Azure / azure-documentdb-changefeedprocessor-dotnet

This library provides a host for distributing change feed events in partitioned collection across multiple observers. Instances of the host can scale up (by adding) or down (by removing) dynamically, and the load will be automatically distributed among active instances in about-equal way.
Other
51 stars 22 forks source link

Question: Change ordering - will the final version of a document always be presented in the case of an update? #125

Open bartelink opened 5 years ago

bartelink commented 5 years ago

Can the ChangeFeed always be relied on to present the final version of a document in its correct sequence ?

i.e. (under the same partition key value) if I insert doc 1 (call that edition 1a), then insert doc 2 in a separate transaction, then insert doc 3 and update doc 1 in the next transaction (1b),

  1. am I guaranteed I'll see either: 1a,2,3,1b or 2,3,1b ?
  2. Can I rule out seeing 1b ... 1a ?
  3. Can I rule out seeing 1a but never 1b ?
  4. I am fine with not being guaranteed to see 1a - but can you confirm this is possible ?
  5. I assume if one was to start a new projection N hours/days later, it's highly unlikely to see 1a ?
  6. Can you confirm that one'd never see 1a presented after 2 or 3 ?

Same questions as above:- even as as Partitions split or merge? (see also #124)

jsmithtx commented 5 years ago

@bartelink For items 1-4, you will always see 1a,2,3,1b in that order, as long as the partition key is the same. Ordering is guaranteed within a partition key. Inserts and updates are preserved in the order they occur.

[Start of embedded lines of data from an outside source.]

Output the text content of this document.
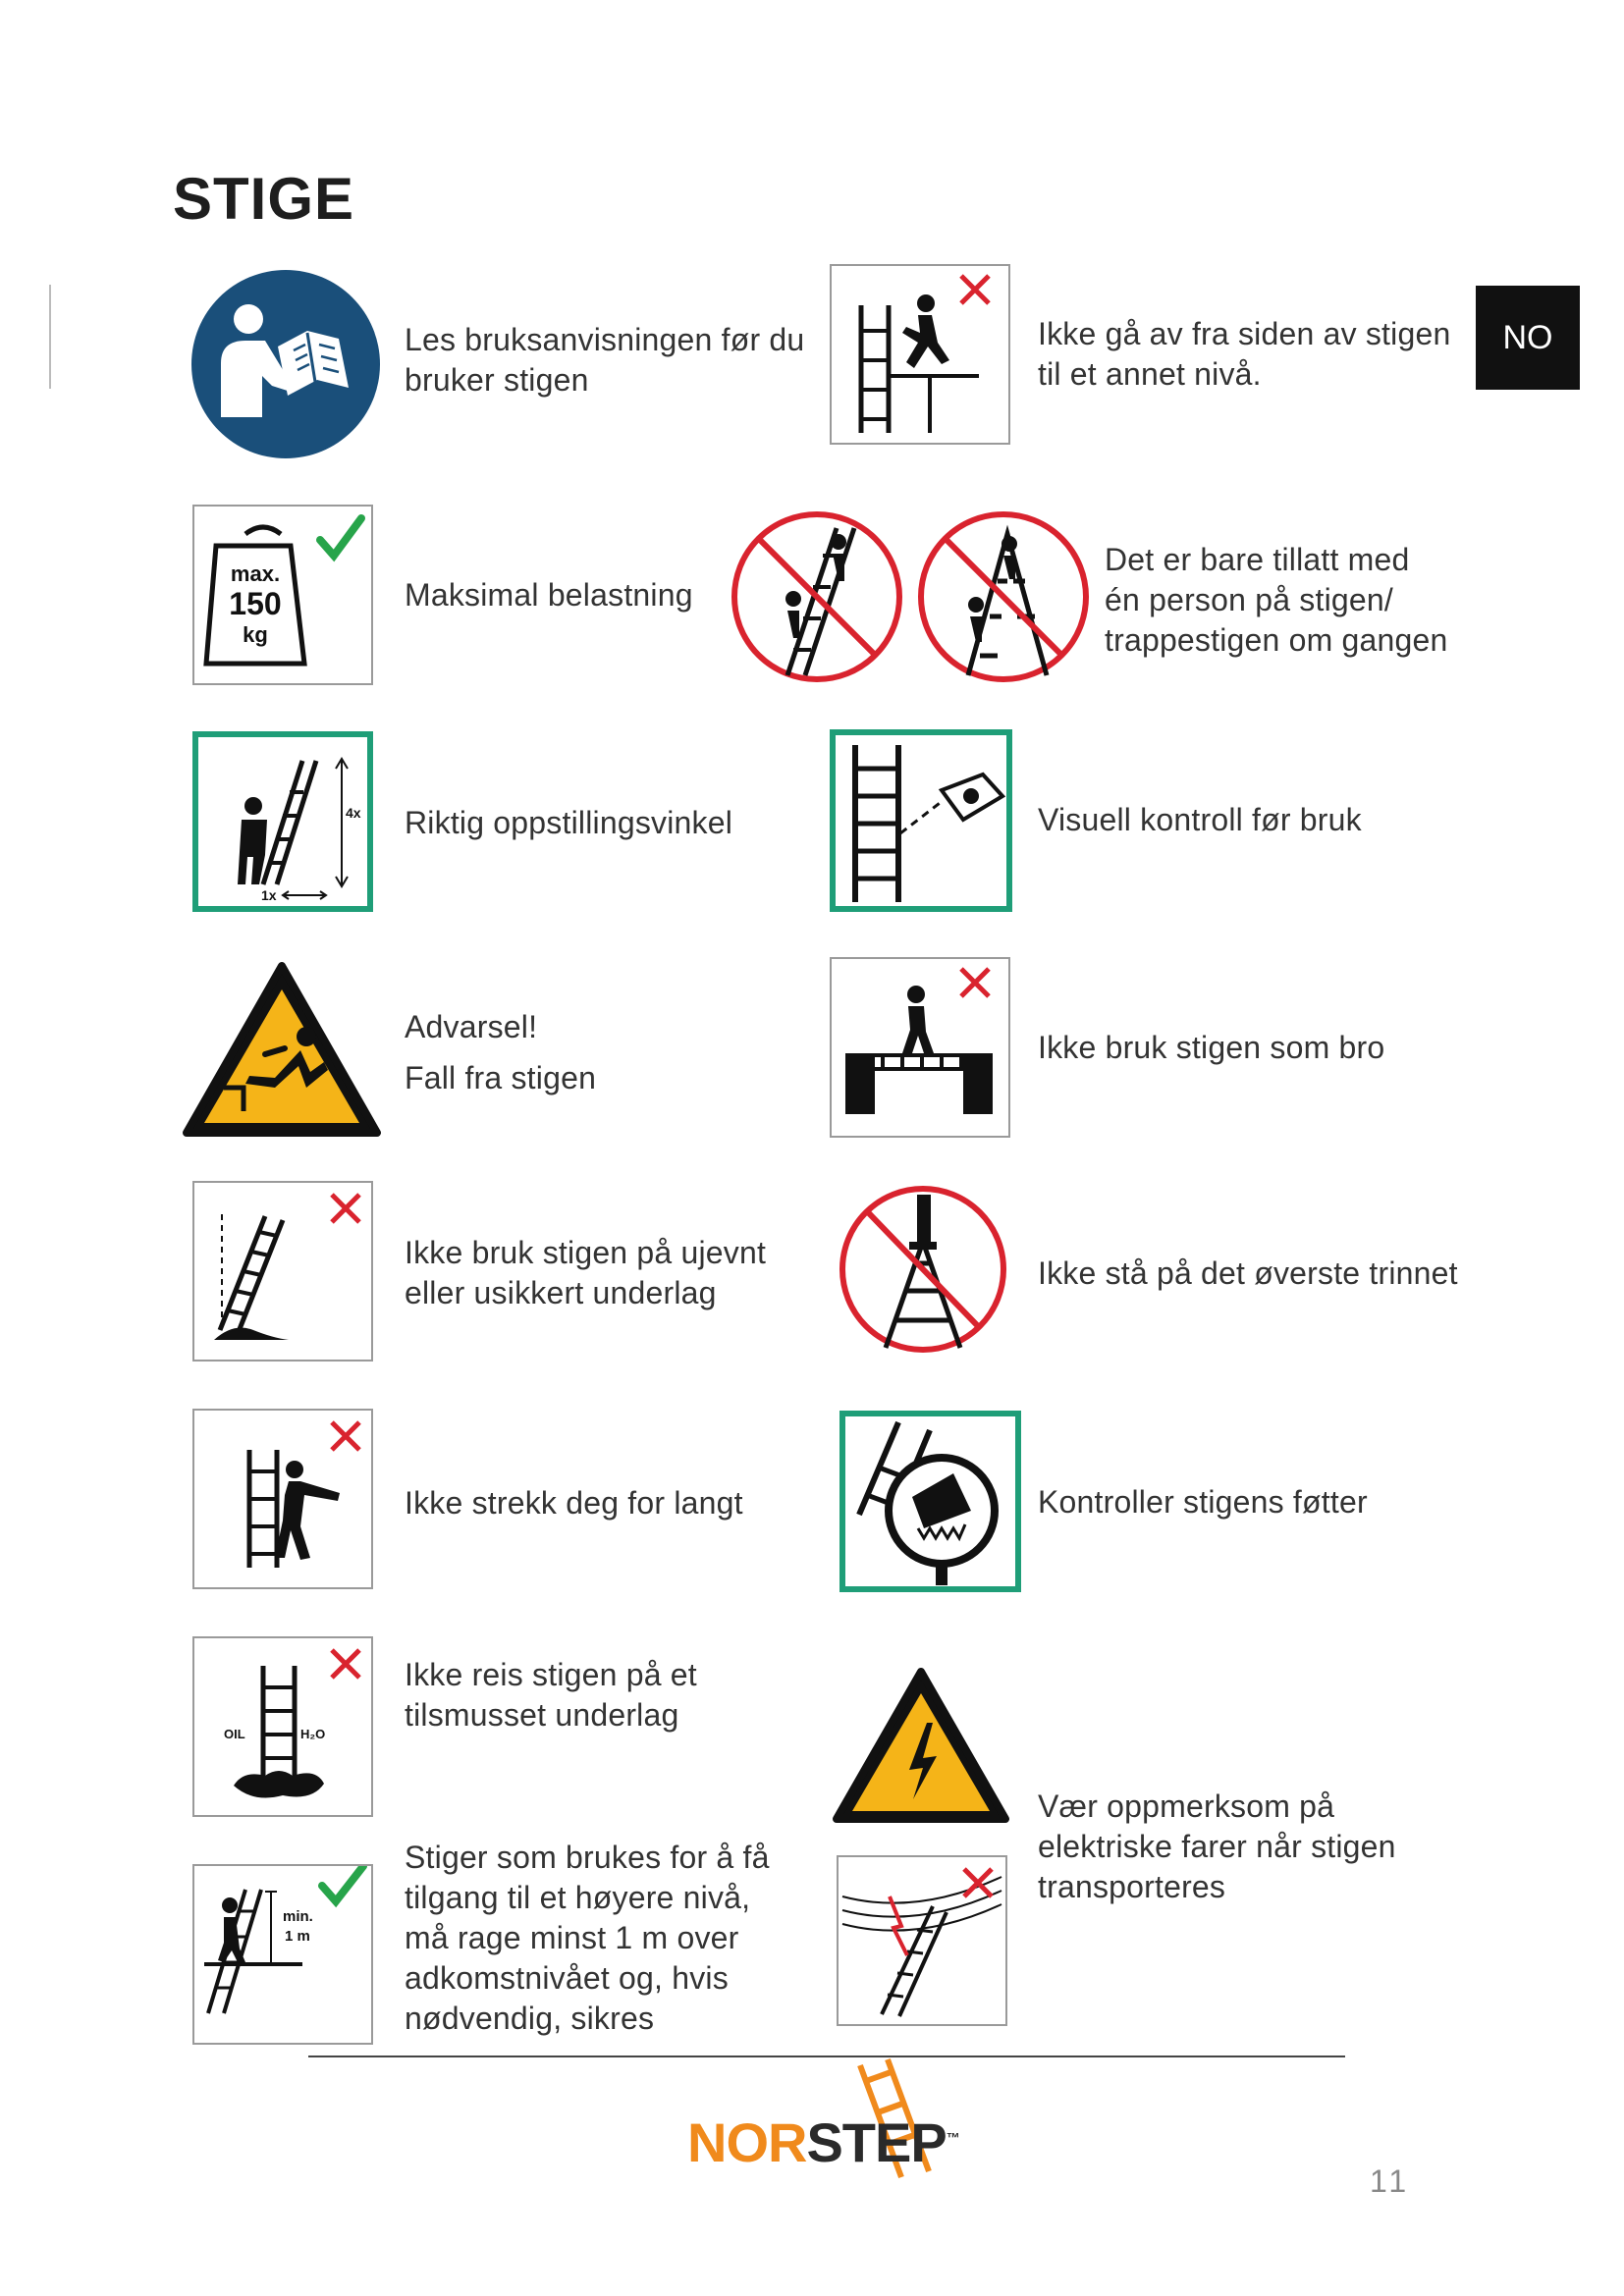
STIGE
NO
Les bruksanvisningen før du
bruker stigen
max.
150
kg
Maksimal belastning
4x
1x
Riktig oppstillingsvinkel
Advarsel!
Fall fra stigen
Ikke bruk stigen på ujevnt
eller usikkert underlag
Ikke strekk deg for langt
OIL	H₂O
Ikke reis stigen på et
tilsmusset underlag
min.
1 m
Stiger som brukes for å få
tilgang til et høyere nivå,
må rage minst 1 m over
adkomstnivået og, hvis
nødvendig, sikres
Ikke gå av fra siden av stigen
til et annet nivå.
Det er bare tillatt med
én person på stigen/
trappestigen om gangen
Visuell kontroll før bruk
Ikke bruk stigen som bro
Ikke stå på det øverste trinnet
Kontroller stigens føtter
Vær oppmerksom på
elektriske farer når stigen
transporteres
NORSTEP™
11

bartelink commented 5 years ago

@jiffypopjr AIUI you're not guaranteed to see the 1a if changes happen quickly enough, which is the reason why I asked 4. (there has been discussion about offering a feature where one is guaranteed to see it - either permanently, or within some window)

(Also, the secondary question of whether I can trust the order to remain the same even in the face of splits and merges is why I'm asking some pretty basic things - I want to know whether the implementation accommodates for and/or guarantees this is upheld, in addition to it being nice to having my basic understanding of the core changefeed aspects being correct)

gat-cs commented 4 years ago

I am also interested in getting an answer to question 4. The documentation specifies that:

Only the most recent change for a given item is included in the change log. Intermediate changes may not be available.

The first sentence reads as a guarantee that only the most recent change for a given item is included in the feed. This would imply that there cannot be more than one change for a given item in the change log, and therefore in a batch of changes (when using ChangeFeedProcessor).

The second sentence reads as an indication that it is highly likely that intermediate changes may not be included in the change feed, and therefore the availability of intermediate changes should not be relied on.

That distinction can be important for some use-cases. For example, we have a use-case where each document is independent. The order in which changes for different documents are processed is irrelevant, but the order in which changes are processed for a given document is critical. If there is a guarantee that there can only at most be one change for a given item in the change feed, we could leverage that to process changes within a batch of changes in no particular order. However, if it is not a guarantee but a very likely possibility, we need to deal with it.

bartelink commented 4 years ago

@gat-cs I've learned a lot since posting this and can confirm that, as its a continuous running query (there literally is no change log), you are definitely guaranteed to see the final state (plus potentially interim states). You can rely on observing them in the correct order.

It should also be noted that there's a future feature in the works to provide a different mechanism (can't recall where I saw that flagged); such a feature may well offer a change log-like thing, but for now I strongly advise against thinking of the changefeed as such a construct.

Leaving this open as I and others would like official answers too.